Il neurofeedback è chiamato anche EEG-Biofeedback, poiché si occupa di fornire al soggetto un feedback basato sull'elettroencefalogramma.

Il neurofeedback viene utilizzato fin dagli anni '60. È stato applicato a condizioni diverse come crisi epilettiche, ictus e autismo. È l'unica tecnica passiva non invasiva per modificare il sistema nervoso centrale.

Protocollo di formazione
Una volta ottenuto il Qeeg, il medico è in grado di creare un protocollo di allenamento altamente personalizzato basato sull'attività cerebrale corrente.

Il protocollo agisce come una serie di indicazioni per il computer per produrre un training di neurofeedback personalizzato.

QEEG
L'elettroencefalogramma quantitativo è un test che misura la quantità di energia elettrica prodotta dal cervello di un individuo.

L'energia viene misurata in microvolt sulla superficie del cuoio capelluto e amplificata a un computer per consentire l'interpretazione delle onde cerebrali.

Il cervello dell'individuo viene quindi confrontato con un database normativo di cervelli di individui della stessa età e dello stesso sesso. Questo metodo permette al medico di vedere quali aree del cervello sono deboli e quali forti.

Il Qeeg è anche intercambiabile con i termini Brainmap e BEAM (Brain Electrical Analysis and Mapping).

LoRETA
È un acronimo che sta per Tomografia elettrica a bassa risoluzione. Questa tecnica utilizza l'analisi della densità di corrente ponderata per vettore per localizzare un'area del cervello fino a 2 millimetri.

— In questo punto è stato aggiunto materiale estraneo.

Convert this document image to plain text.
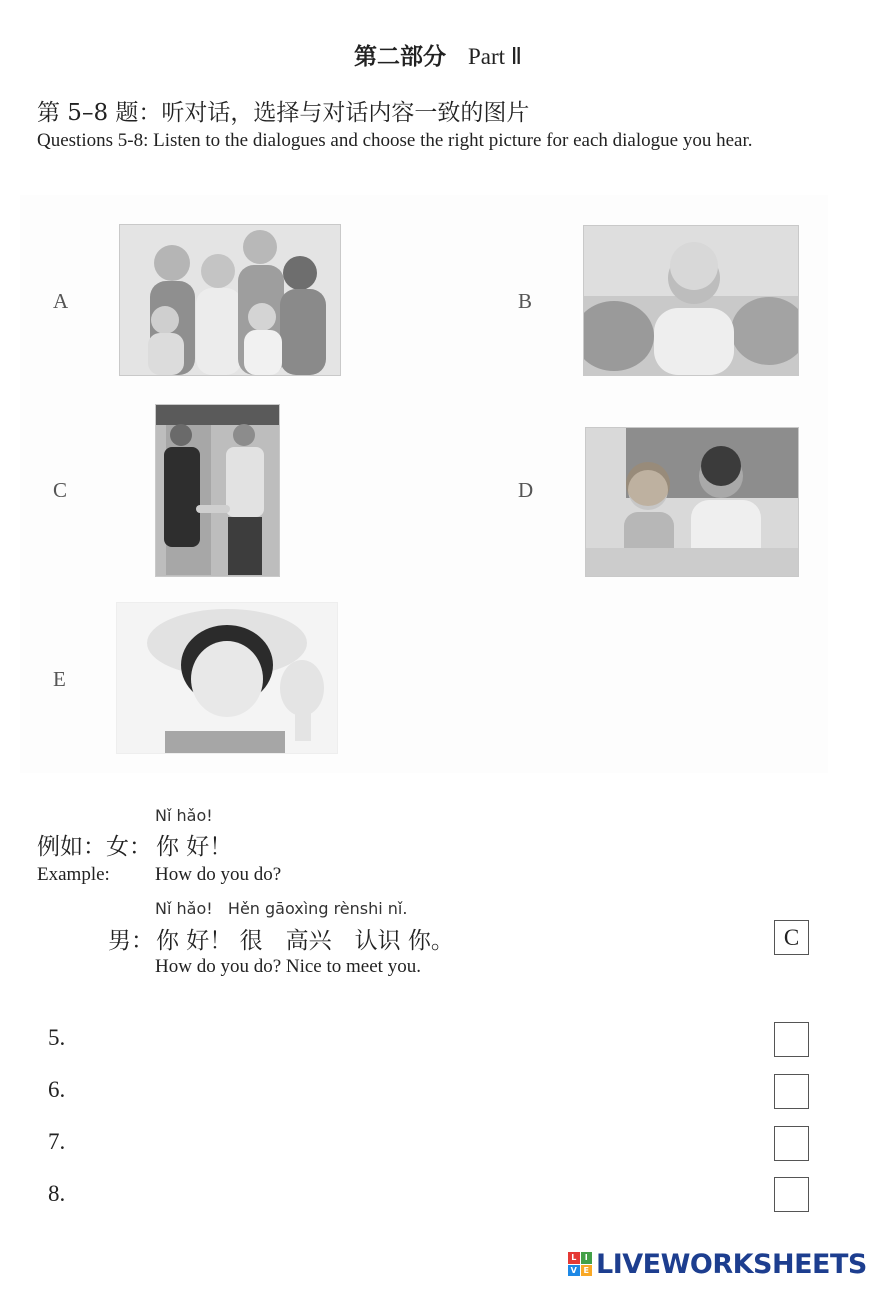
第二部分 Part Ⅱ
第 5–8 题：听对话，选择与对话内容一致的图片
Questions 5-8: Listen to the dialogues and choose the right picture for each dialogue you hear.
A	B
C	D
E
Nǐ hǎo!
例如：女： 你 好！
Example: How do you do?
Nǐ hǎo!   Hěn gāoxìng rènshi nǐ.
男： 你 好！ 很　高兴　认识 你。
How do you do? Nice to meet you.
C
5.
6.
7.
8.
L	I
V E LIVEWORKSHEETS
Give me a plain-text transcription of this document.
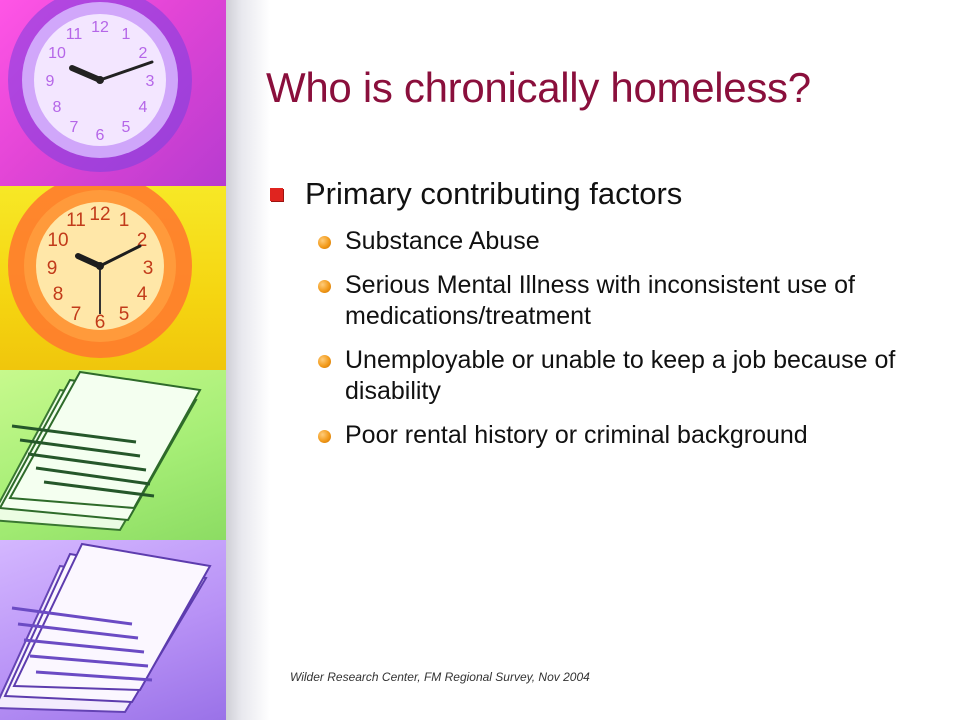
12 1
2
3
4
5
6
7
8
9
10
11
12 1
2
3
4
5
6
7
8
9
10
11
Who is chronically homeless?
Primary contributing factors
Substance Abuse
Serious Mental Illness with inconsistent use of medications/treatment
Unemployable or unable to keep a job because of disability
Poor rental history or criminal background
Wilder Research Center, FM Regional Survey, Nov 2004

LoRETA è in grado di determinare le aree di connettività nel cervello e ci permette di stabilire come funziona il cervello a livello funzionale.

Potere assoluto
Questo riflette la quantità di energia emessa dal cervello in ciascun sito di registrazione in ogni intervallo di frequenza.
Coerenza
Le diverse parti del cervello devono condividere le informazioni per poter comprendere la complessità del mondo e prendere ed eseguire decisioni. La coerenza è una misura di quanto il cervello sia in grado di eseguire questo dialogo interiore. Un'eccessiva coerenza tende a indicare che due o più aree cerebrali sono diventate eccessivamente dipendenti da tali aree e non elaborano ed eseguono le informazioni in modo efficiente.

Ciò tende a tradursi in scarse prestazioni quotidiane. Una scarsa coerenza indica un cervello incapace di collegare in modo efficiente le aree corticali per svolgere compiti specifici.

I disturbi dell'apprendimento possono presentare caratteristiche di coerenza eccessiva o carente (o entrambe).

Neuroplasticità
La capacità del cervello di modificare e formare connessioni neurali nel tempo.